Acid-sensing ion channel 1a mediates acid-induced increases in intracellular calcium in rat articular chondrocytes.

Acid-sensing ion channels (ASICs) are cationic channels that are activated by extracellular acidification and implicated in pain perception, ischemic stroke, mechanosensation, learning, and memory. It has been shown that ASIC1a is an extracellular pH sensor in the central and peripheral nervous systems, but its physiological and pathological roles in non-neural cells are poorly understood. We demonstrated a novel physiological function of ASIC1a in rat articular chondrocytes. The expression of ASIC1a mRNA and protein in rat articular chondrocytes was evaluated by reverse transcriptase polymerase chain reaction (RT-PCR) and Western blotting.
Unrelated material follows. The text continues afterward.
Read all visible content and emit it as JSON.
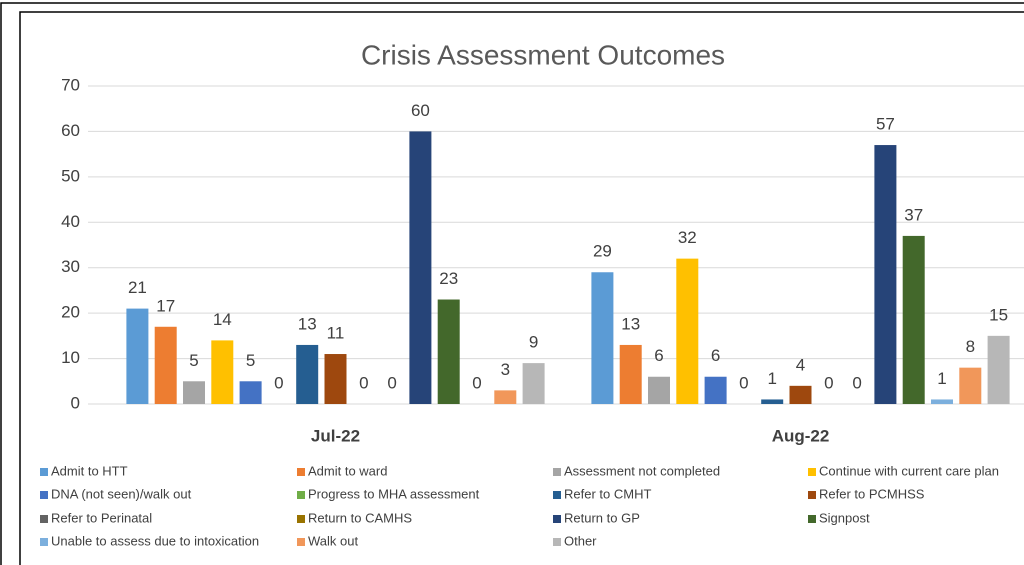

The distribution of ASIC1a protein located in articular chondrocytes was determined by using immunofluorescence cell staining. The possible molecular mechanisms of articular chondrocytes pH sensing, as assessed by recording intracellular calcium ([Ca(2+)]i) in chondrocytes, were analyzed by using the laser scanning confocal microscopy technique. The cell injury following acid exposure was analyzed with lactate dehydrogenase release assay and electron microscopy. mRNA and protein expression showed that ASIC1a was expressed abundantly in these cells. In cultured chondrocytes, extracellular pH 6.0 increased intracellular calcium in the presence of extracellular Ca(2+). The ASIC1a-specific blocker PcTX venom significantly reduced this increase in [Ca(2+)]i, and inhibited acid-induced articular chondrocyte injury. However, the increase in [Ca(2+)]i and articular chondrocyte injury were not observed in the absence of extracellular Ca(2+). These findings show that increased [Ca(2+)]i, mediated via ASIC1a, might contribute to acidosis-induced articular chondrocyte injury.